Chateaubriand aimait à s’appliquer le vers de Lucrèce:

Tum porro puer ut sævis projectus ab undis Navita………………

Né au bord de la mer en un jour de tempête, élevé comme le compagnon des vents et des flots, il aimait naturellement les voyages, les longues courses à travers l’océan.

Le 6 mai 1791, il s’embarquait à Saint-Malo pour l’Amérique, avec le dessein de rechercher par terre, au nord de l’Amérique septentrionale, le passage qui établit la communication entre le détroit de Behring et les mers du Groënland. Il ne retrouva pas la mer Polaire; mais, lorsqu’il revint, au mois de janvier 1792, il rapportait des images, des couleurs, toute une poésie nouvelle; il amenait avec lui deux sauvages d’une espèce inconnue: Chactas et Atala.

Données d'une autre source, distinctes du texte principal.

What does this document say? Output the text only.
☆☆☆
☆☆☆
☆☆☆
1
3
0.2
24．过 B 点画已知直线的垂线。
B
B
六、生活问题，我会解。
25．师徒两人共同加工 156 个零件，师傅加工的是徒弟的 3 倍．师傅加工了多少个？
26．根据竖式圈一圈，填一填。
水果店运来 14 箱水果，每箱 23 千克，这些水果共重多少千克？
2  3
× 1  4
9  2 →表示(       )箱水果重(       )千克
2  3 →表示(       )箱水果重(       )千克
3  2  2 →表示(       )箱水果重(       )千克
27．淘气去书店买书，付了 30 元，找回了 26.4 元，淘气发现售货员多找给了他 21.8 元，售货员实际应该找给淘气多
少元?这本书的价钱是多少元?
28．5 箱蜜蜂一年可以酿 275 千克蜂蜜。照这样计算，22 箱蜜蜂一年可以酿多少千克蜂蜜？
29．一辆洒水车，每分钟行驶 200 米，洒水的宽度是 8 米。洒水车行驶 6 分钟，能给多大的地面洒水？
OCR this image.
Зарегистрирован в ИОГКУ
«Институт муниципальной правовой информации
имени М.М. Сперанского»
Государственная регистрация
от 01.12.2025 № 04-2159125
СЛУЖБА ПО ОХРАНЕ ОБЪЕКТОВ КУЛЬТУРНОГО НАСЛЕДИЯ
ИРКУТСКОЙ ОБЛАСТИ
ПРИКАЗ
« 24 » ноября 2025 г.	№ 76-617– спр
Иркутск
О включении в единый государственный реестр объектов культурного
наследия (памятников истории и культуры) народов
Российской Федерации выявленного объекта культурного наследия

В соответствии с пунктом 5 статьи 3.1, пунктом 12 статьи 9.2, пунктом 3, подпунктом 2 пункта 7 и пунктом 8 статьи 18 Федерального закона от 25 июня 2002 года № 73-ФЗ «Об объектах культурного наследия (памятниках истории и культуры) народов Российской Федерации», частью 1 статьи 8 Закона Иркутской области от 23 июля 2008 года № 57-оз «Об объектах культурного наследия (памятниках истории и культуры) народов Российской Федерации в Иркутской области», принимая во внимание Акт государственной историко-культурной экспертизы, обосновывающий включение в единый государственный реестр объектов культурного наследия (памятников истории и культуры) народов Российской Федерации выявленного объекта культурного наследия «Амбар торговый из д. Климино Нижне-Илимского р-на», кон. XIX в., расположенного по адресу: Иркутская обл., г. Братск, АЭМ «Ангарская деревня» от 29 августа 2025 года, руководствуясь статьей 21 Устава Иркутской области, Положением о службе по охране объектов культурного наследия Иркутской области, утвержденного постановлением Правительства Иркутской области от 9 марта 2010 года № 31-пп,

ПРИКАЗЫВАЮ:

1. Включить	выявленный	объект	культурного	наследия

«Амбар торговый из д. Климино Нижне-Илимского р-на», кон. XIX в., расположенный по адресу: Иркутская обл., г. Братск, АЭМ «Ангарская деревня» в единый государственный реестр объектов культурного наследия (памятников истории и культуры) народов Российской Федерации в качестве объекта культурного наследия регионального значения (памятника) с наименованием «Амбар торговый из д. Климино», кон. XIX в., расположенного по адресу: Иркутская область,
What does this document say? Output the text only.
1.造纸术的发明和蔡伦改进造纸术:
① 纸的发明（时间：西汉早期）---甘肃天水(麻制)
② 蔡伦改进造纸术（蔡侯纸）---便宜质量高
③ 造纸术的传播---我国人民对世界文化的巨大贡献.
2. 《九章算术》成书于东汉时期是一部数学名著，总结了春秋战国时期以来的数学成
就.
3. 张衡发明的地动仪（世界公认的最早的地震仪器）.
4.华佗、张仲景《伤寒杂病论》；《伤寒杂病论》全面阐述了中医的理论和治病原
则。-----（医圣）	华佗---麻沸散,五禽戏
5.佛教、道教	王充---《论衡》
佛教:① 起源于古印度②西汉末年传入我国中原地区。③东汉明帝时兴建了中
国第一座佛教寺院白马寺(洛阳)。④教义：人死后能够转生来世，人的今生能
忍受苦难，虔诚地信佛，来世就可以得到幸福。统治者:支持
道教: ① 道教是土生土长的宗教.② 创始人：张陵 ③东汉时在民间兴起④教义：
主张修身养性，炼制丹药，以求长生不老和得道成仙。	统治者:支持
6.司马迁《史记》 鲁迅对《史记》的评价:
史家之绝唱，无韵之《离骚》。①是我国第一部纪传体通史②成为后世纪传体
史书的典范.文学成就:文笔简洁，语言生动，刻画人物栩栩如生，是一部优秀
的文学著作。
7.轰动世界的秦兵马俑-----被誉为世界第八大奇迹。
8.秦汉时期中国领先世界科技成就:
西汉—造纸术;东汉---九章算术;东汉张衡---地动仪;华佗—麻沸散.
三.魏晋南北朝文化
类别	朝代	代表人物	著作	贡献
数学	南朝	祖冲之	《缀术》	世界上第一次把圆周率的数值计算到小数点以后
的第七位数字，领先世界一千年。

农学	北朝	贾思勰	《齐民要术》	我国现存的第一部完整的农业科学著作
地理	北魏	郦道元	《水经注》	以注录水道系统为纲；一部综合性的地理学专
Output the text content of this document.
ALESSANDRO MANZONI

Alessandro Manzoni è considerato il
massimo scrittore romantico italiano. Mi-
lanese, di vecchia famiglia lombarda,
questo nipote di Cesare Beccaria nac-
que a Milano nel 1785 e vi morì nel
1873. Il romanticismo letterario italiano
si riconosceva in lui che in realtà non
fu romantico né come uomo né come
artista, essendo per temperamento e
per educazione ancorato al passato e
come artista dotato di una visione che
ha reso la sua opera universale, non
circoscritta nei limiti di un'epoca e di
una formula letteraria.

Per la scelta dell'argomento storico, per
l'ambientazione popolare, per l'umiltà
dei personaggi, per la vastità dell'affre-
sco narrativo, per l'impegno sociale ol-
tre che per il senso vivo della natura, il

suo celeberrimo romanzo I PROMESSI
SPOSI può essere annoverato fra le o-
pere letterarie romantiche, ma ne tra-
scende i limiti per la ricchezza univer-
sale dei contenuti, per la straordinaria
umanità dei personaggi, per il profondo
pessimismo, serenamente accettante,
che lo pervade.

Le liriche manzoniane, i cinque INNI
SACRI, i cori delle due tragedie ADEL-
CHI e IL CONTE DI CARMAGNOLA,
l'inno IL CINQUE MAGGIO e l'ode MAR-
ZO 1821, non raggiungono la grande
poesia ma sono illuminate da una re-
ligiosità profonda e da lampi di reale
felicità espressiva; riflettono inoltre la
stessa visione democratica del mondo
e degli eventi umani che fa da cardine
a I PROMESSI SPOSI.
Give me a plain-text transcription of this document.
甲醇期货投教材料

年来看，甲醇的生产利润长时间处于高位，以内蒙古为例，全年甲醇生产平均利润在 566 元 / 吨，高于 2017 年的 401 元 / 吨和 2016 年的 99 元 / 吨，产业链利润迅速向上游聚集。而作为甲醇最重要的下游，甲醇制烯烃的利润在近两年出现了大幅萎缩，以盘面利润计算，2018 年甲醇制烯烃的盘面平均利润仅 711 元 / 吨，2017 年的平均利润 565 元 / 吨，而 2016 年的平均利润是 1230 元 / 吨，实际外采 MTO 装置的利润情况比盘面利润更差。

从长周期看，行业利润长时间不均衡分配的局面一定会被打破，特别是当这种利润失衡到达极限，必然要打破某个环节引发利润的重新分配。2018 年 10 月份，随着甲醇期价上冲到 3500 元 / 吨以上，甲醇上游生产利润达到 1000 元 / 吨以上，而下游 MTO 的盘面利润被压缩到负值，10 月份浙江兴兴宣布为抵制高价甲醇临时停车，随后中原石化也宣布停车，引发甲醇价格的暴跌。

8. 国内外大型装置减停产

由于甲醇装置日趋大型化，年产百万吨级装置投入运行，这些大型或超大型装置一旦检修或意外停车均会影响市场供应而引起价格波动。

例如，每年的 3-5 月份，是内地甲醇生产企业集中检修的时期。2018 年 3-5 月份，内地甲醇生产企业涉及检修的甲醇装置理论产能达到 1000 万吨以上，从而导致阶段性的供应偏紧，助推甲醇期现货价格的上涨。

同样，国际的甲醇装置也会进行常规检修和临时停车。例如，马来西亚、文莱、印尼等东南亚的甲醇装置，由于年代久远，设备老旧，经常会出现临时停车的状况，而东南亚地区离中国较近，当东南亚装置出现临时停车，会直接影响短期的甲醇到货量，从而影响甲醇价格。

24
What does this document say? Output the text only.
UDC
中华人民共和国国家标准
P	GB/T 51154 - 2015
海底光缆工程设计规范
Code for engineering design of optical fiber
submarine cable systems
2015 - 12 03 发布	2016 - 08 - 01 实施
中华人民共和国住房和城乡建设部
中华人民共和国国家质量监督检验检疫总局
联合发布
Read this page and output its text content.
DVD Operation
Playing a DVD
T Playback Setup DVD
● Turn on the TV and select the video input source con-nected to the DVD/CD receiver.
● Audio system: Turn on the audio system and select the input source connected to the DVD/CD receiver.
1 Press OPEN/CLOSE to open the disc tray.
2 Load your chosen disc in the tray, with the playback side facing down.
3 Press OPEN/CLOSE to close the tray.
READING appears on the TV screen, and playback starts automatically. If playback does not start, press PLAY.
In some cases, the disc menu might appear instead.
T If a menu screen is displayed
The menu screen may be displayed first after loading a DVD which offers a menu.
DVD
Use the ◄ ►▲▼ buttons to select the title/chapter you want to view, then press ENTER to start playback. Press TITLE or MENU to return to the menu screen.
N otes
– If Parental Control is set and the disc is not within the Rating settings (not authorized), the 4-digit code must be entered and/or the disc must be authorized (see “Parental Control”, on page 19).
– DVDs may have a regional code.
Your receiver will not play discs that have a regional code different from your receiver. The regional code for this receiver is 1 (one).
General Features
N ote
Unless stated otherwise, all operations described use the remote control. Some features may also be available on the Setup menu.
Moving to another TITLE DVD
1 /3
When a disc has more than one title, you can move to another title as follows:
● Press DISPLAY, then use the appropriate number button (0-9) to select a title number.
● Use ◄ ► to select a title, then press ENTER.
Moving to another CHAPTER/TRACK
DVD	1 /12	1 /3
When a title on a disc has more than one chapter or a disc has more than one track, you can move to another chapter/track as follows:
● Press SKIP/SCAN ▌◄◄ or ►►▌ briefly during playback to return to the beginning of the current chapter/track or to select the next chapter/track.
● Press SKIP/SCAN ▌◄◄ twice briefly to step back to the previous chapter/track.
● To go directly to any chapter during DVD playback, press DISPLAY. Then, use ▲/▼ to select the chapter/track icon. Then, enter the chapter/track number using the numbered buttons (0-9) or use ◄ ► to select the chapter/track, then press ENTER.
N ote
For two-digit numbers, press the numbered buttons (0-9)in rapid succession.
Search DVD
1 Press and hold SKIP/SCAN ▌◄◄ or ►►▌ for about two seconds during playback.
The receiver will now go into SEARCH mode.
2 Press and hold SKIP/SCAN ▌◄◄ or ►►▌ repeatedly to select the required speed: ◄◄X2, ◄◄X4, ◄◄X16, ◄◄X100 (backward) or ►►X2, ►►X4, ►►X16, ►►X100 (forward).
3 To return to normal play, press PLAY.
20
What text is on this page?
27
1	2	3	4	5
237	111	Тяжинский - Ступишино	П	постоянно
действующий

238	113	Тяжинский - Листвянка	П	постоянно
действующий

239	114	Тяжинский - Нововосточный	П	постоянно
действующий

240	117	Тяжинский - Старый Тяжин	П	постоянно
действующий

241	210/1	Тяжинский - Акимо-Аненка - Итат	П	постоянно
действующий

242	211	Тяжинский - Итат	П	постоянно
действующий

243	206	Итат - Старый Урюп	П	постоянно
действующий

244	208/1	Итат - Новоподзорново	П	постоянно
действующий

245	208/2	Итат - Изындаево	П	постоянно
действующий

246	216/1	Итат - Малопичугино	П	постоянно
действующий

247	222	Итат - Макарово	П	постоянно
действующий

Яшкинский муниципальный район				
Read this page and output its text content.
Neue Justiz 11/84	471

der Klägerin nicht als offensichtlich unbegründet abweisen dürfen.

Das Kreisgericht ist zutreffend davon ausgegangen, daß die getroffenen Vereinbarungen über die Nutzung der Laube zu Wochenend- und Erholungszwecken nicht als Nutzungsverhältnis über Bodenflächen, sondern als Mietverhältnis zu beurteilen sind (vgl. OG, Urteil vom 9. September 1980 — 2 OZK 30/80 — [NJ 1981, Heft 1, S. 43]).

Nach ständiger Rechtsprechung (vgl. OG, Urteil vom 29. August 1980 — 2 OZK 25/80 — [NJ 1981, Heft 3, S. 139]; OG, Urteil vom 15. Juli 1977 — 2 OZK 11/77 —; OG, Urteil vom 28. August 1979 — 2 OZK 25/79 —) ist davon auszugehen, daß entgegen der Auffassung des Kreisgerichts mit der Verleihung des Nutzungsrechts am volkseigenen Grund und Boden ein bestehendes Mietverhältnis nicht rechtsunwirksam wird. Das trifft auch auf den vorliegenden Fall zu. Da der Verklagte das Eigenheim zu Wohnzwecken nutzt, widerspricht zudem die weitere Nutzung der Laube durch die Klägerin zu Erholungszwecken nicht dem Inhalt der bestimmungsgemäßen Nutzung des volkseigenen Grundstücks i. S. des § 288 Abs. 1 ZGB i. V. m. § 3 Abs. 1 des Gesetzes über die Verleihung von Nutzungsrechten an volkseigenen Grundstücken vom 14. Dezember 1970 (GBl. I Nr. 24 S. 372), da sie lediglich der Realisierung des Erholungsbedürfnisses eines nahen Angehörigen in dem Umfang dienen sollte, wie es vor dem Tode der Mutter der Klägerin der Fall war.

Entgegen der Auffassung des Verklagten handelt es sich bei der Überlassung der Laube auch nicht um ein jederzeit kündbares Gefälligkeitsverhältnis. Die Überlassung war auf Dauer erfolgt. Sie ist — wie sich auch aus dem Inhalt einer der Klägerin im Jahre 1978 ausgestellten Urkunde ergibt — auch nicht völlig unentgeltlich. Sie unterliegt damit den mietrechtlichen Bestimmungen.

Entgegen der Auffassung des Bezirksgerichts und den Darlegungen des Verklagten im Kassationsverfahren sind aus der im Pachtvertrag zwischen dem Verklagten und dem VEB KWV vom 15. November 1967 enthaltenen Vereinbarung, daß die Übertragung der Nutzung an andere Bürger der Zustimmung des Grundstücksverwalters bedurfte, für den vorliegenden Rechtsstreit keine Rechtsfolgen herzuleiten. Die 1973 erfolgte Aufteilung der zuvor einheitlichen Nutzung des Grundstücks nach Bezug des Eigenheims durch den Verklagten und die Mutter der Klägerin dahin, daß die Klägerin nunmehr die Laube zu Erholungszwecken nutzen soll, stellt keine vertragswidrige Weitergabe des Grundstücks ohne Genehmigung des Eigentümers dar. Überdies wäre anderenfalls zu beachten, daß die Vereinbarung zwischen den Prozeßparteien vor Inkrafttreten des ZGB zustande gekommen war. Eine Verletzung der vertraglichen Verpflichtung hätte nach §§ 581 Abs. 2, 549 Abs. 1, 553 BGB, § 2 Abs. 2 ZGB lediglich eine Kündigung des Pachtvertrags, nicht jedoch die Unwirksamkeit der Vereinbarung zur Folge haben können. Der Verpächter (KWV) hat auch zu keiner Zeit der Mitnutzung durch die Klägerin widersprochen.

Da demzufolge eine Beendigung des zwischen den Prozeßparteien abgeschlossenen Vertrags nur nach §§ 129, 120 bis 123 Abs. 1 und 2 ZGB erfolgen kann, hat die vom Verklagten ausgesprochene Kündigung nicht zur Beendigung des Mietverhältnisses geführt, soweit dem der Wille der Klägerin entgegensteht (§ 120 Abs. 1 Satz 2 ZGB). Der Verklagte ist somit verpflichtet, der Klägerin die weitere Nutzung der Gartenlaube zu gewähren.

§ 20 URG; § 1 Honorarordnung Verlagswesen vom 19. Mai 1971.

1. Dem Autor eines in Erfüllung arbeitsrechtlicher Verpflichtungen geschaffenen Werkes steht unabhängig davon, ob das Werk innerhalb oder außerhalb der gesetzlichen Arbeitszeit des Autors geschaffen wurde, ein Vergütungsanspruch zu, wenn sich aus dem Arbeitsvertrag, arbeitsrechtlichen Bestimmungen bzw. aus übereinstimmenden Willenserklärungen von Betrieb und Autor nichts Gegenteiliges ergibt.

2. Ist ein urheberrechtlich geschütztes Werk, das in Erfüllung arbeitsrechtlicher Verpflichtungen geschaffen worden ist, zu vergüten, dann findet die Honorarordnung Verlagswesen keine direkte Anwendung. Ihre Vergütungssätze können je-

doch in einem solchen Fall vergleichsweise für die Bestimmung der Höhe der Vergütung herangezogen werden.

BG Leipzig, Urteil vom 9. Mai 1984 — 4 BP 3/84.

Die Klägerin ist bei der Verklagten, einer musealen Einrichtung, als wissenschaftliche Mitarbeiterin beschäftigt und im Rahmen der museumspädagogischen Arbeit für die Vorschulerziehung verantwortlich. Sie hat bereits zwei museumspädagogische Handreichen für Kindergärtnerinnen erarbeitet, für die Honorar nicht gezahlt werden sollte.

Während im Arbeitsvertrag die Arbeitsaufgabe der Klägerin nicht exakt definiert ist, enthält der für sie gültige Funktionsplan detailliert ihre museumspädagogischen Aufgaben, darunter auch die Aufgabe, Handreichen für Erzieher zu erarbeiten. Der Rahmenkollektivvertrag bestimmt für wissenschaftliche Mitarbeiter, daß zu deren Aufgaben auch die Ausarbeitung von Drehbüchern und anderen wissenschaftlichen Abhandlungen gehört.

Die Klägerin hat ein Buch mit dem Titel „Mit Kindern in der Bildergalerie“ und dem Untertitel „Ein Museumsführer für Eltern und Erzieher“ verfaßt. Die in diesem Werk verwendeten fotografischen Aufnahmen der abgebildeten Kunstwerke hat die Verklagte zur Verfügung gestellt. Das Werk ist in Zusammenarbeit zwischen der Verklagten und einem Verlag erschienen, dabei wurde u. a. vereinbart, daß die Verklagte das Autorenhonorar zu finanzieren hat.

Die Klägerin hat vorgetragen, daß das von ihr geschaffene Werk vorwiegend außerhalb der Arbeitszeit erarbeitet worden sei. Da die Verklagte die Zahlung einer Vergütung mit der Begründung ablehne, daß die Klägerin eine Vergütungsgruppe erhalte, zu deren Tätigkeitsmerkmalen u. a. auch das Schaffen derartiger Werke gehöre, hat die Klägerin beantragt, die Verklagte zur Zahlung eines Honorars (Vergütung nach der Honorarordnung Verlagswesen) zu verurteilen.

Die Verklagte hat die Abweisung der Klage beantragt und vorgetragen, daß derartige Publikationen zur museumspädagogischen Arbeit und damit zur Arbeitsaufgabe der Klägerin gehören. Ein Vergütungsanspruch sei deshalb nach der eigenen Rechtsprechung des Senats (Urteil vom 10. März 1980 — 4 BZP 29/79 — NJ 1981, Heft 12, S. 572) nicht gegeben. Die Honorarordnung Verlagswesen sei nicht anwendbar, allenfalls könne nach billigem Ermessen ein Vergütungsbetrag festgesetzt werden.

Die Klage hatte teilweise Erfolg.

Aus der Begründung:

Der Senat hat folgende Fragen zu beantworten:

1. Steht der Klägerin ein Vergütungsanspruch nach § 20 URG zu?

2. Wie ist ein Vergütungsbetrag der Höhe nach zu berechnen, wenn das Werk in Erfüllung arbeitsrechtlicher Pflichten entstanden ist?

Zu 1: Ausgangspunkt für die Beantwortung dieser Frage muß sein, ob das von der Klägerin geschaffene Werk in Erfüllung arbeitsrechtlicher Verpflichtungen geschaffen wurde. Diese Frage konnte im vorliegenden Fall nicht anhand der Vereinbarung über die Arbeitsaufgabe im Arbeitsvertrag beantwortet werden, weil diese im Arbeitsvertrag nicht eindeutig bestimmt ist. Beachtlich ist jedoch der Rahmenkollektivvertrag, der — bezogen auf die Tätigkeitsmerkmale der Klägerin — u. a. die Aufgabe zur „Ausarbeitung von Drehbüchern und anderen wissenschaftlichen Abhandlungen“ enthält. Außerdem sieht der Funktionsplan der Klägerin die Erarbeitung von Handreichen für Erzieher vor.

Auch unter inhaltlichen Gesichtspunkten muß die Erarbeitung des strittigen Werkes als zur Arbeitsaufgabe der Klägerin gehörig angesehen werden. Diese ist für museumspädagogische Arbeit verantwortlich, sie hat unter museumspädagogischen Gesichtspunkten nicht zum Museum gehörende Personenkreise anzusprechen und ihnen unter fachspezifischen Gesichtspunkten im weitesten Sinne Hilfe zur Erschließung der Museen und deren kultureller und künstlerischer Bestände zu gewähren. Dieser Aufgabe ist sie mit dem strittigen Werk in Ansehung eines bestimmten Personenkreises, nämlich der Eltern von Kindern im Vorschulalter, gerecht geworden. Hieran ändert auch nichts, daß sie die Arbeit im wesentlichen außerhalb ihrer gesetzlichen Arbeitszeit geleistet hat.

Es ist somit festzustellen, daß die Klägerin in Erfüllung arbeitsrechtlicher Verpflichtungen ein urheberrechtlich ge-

Dans son voyage de 1807, il fit le tour de la Méditerranée, retrouvant Sparte, passant à Athènes, saluant Jérusalem, admirant Alexandrie, signalant Carthage, et se reposant à Grenade, sous les portiques de l’Alhambra. C’était une course à travers les cités célèbres et les ruines. En 1791, au contraire, après une rapide visite à deux ou trois villes dont le nom était alors à peine connu, Baltimore, Philadelphie, New-York, son voyage s’était accompli tout entier dans les déserts, sur les grands fleuves, au milieu des forêts. Rien ne ressemble donc moins à l’Itinéraire de Paris à Jérusalem que le Voyage en Amérique; mais, avec des qualités différentes, ce Voyage est aussi un chef-d’œuvre. À côté des pages où l’on croit entendre, selon le mot de Sainte-Beuve, «l’hymne triomphal de l’indépendance naturelle et le chant d’ivresse de la solitude», on y trouve des notes sans date, qui rendent admirablement, dit encore Sainte-Beuve, «l’impression vraie, toute pure, à sa source: ce sont les cartons du grand peintre, du grand paysagiste, dans leur premier jet»[68]. Des considérations sur les nouvelles républiques de l’Amérique du Sud, sur les périls qui les menacent, sur l’anarchie qui les attend, ferment le volume. Il s’ouvre par un portrait de Washington, que l’auteur met en regard du portrait de Bonaparte. «En 1814, dit-il dans une de ses préfaces, j’ai peint Buonaparte et les Bourbons; en 1827, j’ai tracé le parallèle de Washington et de Buonaparte; mes deux plâtres de Napoléon lui ressemblent: mais l’un a été coulé sur la vie, l’autre modelé sur la mort, et la mort est plus vraie que la vie.»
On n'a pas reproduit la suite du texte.